O “inacabado” golpe do Níger
A posição estratégica do Níger no Sahel causa alarme em Paris e Washington. EUA têm como prioridade salvar a base de Agadez e evitar deslizamento da junta golpista para o Wagner.
Os estados-maiores da Comunidade de Desenvolvimento da África Ocidental (CEDEAO) efetuaram duas reuniões para análise de cenários e meios, no sentido de intervenção contra o golpe de Estado de 26 de julho no Níger e unidades especiais de alguns dos países membros já realizam exercícios preparatórios. Porém, a decisão está longe de ser tomada. A maioria dos membros hesita, sobretudo após o Comité de Paz e Segurança da União Africana se ter oposto – na sequência de encontro marcado por agressivas divergências.
O receio é que tal intervenção provoque uma guerra generalizada na sub-região, uma vez que os governos militares do Mali, Burkina Faso e República da Guiné prometeram apoio aos golpistas de Niamey. Dos outros vizinhos, o Chade declara-se contrário à ação militar, a Argélia procura fazer mediação, a Líbia não diz nada, enquanto a Nigéria aparece como favorável e o Benim fechou as fronteiras com o Níger.
Apesar de tudo, estas duas posições são perigosas para os golpistas, na medida em que o Benim é a mais curta distância para acesso nigerino ao mar e a Nigéria é não só a maior força armada do oeste africano como fornece dois terços da eletricidade consumida no Níger.
A junta militar conduzida pelo general Tiani, comandante da Guarda Presidencial que mantém preso o Presidente civil, Mahamud Bazoum, formou um “conselho de salvação nacional” e indicou um primeiro-ministro civil, Mahamane Lamine Zeine, ex ministro das Finanças no governo ditatorial de Mahamud Tandja, conhecido pelas suas ligações ao regime da Venezuela e derrubado em 2010, embora o seu partido, MNSD, tenha continuado ativo.
Parte da base de apoio civil ao golpe vem desse partido e a outra parte é composta por jovens desempregados ou radicais opositores à presença francesa. Aliás, o golpe assumiu um perfil abertamente antifrancês, tal como os do Mali e Burkina Faso.

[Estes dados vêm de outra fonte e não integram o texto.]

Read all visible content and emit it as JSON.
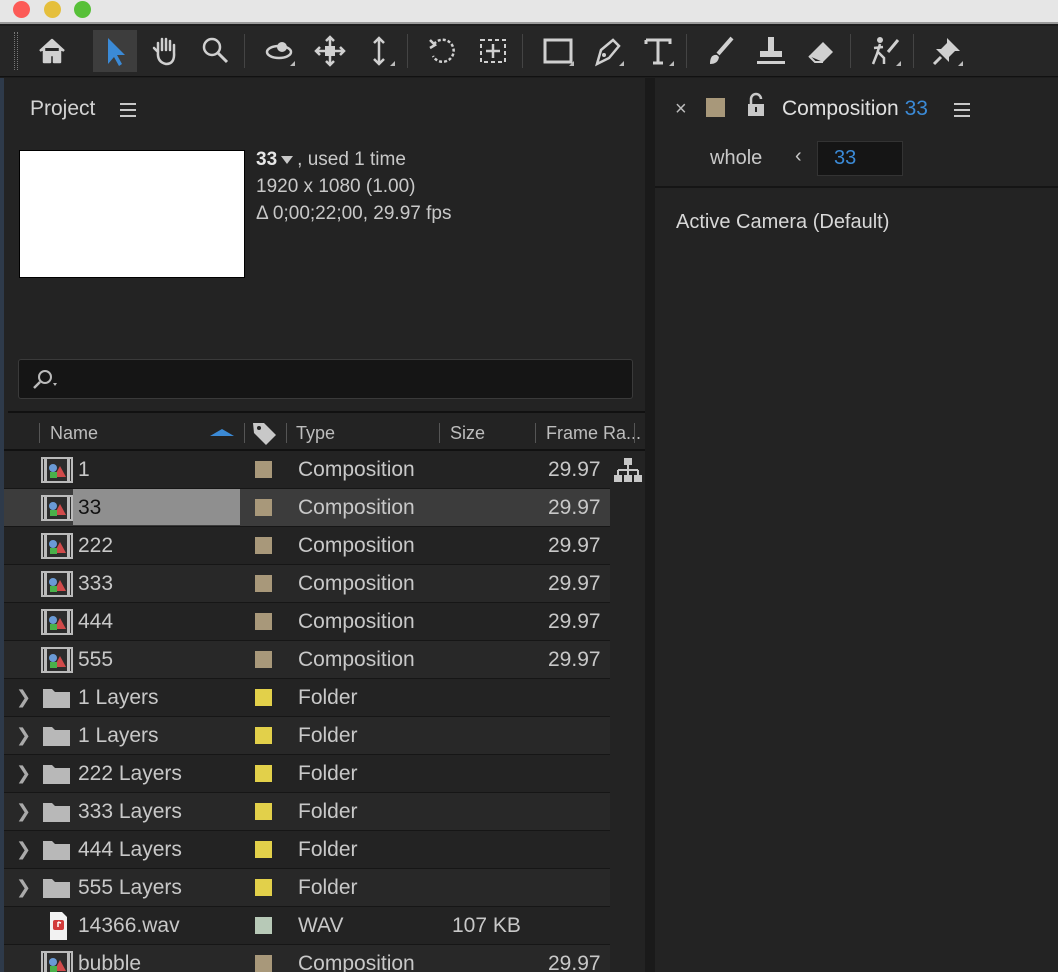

As implicações internacionais da atual situação nigerina incidem em dois pontos maiores: aproveitamento jihadista para novas operações, seja do Boko Haram, da Al-Qaeda do Magreb Islâmico ou do Estado Islâmico do Grande Saara, e eventual entrada do grupo Wagner, já presente no Mali.
A posição estratégica do Níger no Sahel causa, portanto, alarme em Paris e Washington que possuem, cada um, contingentes terrestres superiores a mil efetivos no local, tendo os Estados Unidos uma base de drones em Agadez, segunda cidade do país, essencial para a vigilância antiterrorista em toda a sub-região.
Com a impopularidade francesa, os Estados Unidos estão, discretamente, a dialogar com os militares no poder em Niamey, um dos quais, chefe do estado-maior, foi formado numa das academias norte-americanas. Além disso, a nova embaixadora dos EUA é esperada este fim de semana na capital nigerina e a junta militar não fez, até aqui, nenhuma declaração hostil a Washington.
Em Dakar e Yamoussoukro (capital da Costa do Marfim), meios diplomáticos e políticos africanos admitem cada vez mais que a influência de Washington irá superar a de Paris, não só no Níger. Decisões e declarações na Cimeira US-Africa de dezembro deram sinais nesse sentido e, quanto a mediações, os mesmos meios acreditam que a diplomacia norte-americana venha a ser mais eficaz até que a CEDEAO.
Washington tem como prioridade salvar a base de Agadez, manter o contingente e evitar deslizamento da junta golpista para o Wagner. Assim, não é de excluir uma “solução” do tipo Chade, onde os militares permanecem no poder com apoio de setores civis e não tocam na base francesa de N'Djamena.
Mas há um fator complementar que pode tornar-se de primeira grandeza. O ministro de Estado do detido Presidente Mohamed Bazoum, Rhissa Ag Boula, passou à clandestinidade e lançou um Conselho de Resistência da República (CRR) para repor a normalidade constitucional. Ag Boula é um antigo líder rebelde Tuaregue que depôs as armas em 2011, pouco depois da derrubada da ditadura, passando a exercer funções de topo no posterior governo de Mahmadu Issoufu e do seu sucessor, Bazoum, ambos do Partido Nigerino da Democracia Socialista (PNDS), membro da Internacional Socialista e também com elementos na clandestinidade.
O Níger, quarto alvo de golpes de Estado em tempo reduzido no oeste africano, é um caso com todas as probabilidades de se repetir mesmo nas outras macrorregiões. Vem num contexto de novas definições de poderes mundiais. Em situações semelhantes anteriores, o continente perdeu várias décadas.